Una lectura de conjunto más detallada nos aclara algunos aspectos siempre actuales de la misión confiada por Cristo a los discípulos: «Para que sean mis testigos». La forma plural destaca el carácter comunitario-eclesial de la llamada misionera de los discípulos. Todo bautizado está llamado a la misión en la Iglesia y bajo el mandato de Iglesia. La misión por tanto se realiza de manera conjunta, no individualmente, en comunión con la comunidad eclesial y no por propia iniciativa. Y si hay alguno que en una situación muy particular lleva adelante la misión evangelizadora solo, él la realiza y deberá realizarla siempre en comunión con la Iglesia que lo ha enviado. Como enseñaba san Pablo VI en la Exhortación apostólica Evangelii nuntiandi, documento que aprecio mucho: «Evangelizar no es para nadie un acto individual y aislado, sino profundamente eclesial. Cuando el más humilde predicador, catequista o Pastor, en el lugar más apartado, predica el Evangelio, reúne su pequeña comunidad o administra un sacramento, aun cuando se encuentra solo, ejerce un acto de Iglesia y su gesto se enlaza mediante relaciones institucionales ciertamente, pero también mediante vínculos invisibles y raíces escondidas del orden de la gracia, a la actividad evangelizadora de toda la Iglesia» (n. 60). En efecto, no es casual que el Señor Jesús haya enviado a sus discípulos en misión de dos en dos; el testimonio que los cristianos dan de Cristo tiene un carácter sobre todo comunitario. Por eso la presencia de una comunidad, incluso pequeña, para llevar adelante la misión tiene una importancia esencial.

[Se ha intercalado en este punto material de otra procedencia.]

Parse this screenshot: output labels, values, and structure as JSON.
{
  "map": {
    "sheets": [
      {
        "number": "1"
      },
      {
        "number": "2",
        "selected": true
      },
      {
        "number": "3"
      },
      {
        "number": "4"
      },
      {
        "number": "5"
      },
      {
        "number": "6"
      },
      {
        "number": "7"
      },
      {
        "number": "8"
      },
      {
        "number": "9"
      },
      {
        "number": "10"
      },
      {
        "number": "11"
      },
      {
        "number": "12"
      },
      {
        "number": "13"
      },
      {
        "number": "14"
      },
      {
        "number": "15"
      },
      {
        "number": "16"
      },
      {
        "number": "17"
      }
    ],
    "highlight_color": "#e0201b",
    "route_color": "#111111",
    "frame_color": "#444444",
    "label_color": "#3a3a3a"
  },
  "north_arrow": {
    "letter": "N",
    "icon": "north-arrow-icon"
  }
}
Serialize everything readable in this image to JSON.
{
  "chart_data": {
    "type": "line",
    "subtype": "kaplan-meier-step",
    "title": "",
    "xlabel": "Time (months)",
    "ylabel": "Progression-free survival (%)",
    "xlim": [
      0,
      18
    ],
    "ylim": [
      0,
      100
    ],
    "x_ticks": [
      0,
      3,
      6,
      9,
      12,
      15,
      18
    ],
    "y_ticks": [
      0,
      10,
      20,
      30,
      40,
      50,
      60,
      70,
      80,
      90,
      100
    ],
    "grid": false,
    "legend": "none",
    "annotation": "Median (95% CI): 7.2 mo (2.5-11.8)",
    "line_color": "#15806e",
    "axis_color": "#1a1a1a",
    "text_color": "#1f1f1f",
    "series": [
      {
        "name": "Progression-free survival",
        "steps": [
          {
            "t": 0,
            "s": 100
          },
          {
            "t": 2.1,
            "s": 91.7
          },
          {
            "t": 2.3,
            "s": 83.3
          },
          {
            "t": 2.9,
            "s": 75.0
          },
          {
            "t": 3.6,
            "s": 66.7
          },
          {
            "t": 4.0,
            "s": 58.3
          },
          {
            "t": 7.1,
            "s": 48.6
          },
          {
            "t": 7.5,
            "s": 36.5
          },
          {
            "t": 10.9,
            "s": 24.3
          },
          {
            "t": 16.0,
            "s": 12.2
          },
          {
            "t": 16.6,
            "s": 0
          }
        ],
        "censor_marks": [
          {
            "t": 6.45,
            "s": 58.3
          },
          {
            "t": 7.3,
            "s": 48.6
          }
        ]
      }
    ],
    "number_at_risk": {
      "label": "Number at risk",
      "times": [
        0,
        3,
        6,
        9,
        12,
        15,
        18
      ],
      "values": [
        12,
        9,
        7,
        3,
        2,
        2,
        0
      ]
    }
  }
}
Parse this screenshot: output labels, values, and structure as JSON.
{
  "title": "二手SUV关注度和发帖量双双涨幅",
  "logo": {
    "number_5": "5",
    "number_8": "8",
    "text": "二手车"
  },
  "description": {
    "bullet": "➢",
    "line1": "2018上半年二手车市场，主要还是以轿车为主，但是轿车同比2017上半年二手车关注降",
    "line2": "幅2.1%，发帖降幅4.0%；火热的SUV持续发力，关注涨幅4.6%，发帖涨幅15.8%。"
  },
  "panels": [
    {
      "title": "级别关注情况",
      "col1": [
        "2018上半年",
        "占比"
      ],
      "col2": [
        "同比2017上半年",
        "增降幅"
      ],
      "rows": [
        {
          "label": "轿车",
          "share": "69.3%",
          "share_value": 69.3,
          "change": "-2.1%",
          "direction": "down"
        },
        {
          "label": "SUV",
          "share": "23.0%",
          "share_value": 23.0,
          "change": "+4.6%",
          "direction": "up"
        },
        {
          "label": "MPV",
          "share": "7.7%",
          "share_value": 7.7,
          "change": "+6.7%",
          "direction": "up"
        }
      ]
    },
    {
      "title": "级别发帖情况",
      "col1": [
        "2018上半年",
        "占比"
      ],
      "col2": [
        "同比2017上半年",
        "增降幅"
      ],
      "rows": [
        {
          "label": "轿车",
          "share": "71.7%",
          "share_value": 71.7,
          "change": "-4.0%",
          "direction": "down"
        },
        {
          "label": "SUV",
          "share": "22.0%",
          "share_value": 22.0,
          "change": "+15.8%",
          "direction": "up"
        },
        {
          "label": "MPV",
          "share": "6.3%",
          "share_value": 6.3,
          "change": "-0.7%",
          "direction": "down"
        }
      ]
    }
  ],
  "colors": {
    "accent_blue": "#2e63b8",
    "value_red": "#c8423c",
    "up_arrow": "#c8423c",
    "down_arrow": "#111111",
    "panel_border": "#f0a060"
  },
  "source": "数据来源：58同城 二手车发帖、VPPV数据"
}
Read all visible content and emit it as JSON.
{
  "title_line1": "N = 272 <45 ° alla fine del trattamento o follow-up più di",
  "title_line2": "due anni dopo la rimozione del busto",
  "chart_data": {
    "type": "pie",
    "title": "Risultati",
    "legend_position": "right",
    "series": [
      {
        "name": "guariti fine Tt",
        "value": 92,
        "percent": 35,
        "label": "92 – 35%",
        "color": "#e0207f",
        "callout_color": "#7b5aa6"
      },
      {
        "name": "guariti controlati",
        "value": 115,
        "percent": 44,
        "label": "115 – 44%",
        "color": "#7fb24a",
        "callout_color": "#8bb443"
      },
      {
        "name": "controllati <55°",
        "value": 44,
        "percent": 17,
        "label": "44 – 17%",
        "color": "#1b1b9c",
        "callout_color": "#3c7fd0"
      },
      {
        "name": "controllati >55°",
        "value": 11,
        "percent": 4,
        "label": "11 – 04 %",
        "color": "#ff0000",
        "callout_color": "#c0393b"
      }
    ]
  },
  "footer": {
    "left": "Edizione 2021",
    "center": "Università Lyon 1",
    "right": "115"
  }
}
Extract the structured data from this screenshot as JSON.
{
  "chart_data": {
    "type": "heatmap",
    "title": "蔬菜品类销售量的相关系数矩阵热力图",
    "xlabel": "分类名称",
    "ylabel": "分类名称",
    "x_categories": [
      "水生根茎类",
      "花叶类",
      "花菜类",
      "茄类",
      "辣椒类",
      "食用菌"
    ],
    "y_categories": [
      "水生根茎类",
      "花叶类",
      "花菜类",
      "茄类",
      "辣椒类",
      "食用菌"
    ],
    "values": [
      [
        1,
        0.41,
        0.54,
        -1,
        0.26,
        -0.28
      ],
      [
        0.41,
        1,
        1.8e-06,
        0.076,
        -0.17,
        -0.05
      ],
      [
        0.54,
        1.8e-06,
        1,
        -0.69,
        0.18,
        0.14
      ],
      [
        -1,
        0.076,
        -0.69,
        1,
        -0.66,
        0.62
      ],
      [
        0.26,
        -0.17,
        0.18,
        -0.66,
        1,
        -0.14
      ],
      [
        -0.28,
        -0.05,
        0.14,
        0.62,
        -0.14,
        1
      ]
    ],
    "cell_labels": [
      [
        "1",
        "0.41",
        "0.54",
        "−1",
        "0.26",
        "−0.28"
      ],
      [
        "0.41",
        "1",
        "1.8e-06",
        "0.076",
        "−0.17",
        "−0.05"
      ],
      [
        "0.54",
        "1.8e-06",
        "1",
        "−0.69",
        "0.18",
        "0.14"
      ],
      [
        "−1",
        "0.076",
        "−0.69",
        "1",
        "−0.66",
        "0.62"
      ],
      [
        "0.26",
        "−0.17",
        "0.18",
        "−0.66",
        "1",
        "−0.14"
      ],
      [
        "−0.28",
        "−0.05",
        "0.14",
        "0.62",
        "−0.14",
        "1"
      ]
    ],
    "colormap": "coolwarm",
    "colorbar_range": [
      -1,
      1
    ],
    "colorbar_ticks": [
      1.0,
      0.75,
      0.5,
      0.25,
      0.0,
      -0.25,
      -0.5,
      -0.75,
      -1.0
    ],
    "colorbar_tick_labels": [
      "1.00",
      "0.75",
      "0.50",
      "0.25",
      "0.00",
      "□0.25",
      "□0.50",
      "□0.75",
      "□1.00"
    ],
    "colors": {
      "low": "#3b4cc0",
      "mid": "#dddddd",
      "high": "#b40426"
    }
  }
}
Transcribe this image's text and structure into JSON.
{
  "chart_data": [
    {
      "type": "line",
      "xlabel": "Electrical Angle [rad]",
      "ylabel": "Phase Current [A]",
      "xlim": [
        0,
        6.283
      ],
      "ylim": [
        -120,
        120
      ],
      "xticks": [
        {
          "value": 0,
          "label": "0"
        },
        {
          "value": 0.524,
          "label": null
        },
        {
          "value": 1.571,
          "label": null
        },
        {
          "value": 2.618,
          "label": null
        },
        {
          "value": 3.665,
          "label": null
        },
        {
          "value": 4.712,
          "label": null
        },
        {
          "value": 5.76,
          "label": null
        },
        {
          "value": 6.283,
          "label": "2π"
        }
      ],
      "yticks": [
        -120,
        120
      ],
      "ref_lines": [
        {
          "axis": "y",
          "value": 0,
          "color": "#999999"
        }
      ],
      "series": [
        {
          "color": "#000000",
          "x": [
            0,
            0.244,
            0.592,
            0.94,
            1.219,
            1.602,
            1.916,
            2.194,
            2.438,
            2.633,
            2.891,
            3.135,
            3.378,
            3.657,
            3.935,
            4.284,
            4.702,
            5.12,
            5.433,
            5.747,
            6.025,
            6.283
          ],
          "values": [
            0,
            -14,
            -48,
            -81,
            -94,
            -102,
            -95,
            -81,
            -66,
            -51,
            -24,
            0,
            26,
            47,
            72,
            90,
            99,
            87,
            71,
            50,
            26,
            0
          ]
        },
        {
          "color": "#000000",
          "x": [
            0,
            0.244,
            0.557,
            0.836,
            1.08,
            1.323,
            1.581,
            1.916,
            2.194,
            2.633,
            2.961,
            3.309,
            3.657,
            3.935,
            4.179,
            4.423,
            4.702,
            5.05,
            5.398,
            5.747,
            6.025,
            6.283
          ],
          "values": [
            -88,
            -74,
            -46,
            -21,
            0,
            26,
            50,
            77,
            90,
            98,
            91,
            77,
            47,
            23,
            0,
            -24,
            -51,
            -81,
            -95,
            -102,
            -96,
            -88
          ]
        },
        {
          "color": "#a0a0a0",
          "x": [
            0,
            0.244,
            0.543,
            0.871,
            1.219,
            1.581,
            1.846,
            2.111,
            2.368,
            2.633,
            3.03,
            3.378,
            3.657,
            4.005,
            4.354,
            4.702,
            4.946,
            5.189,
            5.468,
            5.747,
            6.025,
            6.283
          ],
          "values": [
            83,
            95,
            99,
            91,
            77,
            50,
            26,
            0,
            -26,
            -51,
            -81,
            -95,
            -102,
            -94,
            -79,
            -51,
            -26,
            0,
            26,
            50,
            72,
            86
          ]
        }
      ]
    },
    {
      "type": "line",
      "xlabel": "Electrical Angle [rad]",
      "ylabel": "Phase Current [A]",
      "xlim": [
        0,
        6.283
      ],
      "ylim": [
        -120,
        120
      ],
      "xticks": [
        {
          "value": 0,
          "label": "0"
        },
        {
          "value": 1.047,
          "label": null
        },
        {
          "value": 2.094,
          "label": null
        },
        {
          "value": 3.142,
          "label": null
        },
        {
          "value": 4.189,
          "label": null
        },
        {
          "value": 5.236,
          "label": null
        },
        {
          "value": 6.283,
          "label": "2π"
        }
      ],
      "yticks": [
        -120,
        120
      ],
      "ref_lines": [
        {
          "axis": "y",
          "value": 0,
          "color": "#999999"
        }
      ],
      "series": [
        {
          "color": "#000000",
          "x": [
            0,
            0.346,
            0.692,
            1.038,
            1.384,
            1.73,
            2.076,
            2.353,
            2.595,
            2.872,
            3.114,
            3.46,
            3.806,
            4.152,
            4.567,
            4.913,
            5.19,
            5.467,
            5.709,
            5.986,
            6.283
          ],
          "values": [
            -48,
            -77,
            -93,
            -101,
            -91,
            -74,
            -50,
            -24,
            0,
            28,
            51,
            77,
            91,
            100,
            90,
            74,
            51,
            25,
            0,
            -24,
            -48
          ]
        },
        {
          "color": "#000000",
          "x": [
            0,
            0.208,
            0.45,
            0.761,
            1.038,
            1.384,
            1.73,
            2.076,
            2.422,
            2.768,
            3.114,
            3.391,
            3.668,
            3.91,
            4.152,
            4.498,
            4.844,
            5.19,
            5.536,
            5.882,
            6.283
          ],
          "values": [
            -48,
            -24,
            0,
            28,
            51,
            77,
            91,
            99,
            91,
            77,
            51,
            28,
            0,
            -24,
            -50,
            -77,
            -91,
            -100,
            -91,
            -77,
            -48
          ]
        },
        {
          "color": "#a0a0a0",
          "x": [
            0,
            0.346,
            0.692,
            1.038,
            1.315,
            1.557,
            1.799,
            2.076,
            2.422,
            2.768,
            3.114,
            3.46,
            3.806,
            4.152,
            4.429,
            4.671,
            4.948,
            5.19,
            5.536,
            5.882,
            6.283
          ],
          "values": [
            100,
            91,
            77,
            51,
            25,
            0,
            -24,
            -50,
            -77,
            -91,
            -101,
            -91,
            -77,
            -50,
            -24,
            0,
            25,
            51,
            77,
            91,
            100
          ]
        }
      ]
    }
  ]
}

En segundo lugar, a los discípulos se les pide vivir su vida personal en clave de misión. Jesús los envía al mundo no sólo para realizar la misión, sino también y sobre todo para vivir la misión que se les confía; no sólo para dar testimonio, sino también y sobre todo para ser sus testigos. Como dice el apóstol Pablo con palabras muy conmovedoras: «Siempre y en todas partes llevamos en el cuerpo la muerte de Jesús, para que también la vida de Jesús se manifieste en nuestro cuerpo» (2 Co 4,10). La esencia de la misión es dar testimonio de Cristo, es decir, de su vida, pasión, muerte y resurrección, por amor al Padre y a la humanidad. No es casual que los Apóstoles hayan buscado al sustituto de Judas entre aquellos que, como ellos, fueron "testigos de la resurrección" (cf. Hch 1,22). Es Cristo, Cristo resucitado, a quien debemos testimoniar y cuya vida debemos compartir. Los misioneros de Cristo no son enviados a comunicarse a sí mismos, a mostrar sus cualidades o capacidades persuasivas o sus dotes de gestión, sino que tienen el altísimo honor de ofrecer a Cristo en palabras y acciones, anunciando a todos la Buena Noticia de su salvación con alegría y franqueza, como los primeros apóstoles.
Por eso, en definitiva, el verdadero testigo es el "mártir", aquel que da la vida por Cristo, correspondiendo al don de sí mismo que Él nos hizo. «La primera motivación para evangelizar es el amor de Jesús que hemos recibido, esa experiencia de ser salvados por Él que nos mueve a amarlo siempre más» (Exhort. ap. Evangelii gaudium, 264).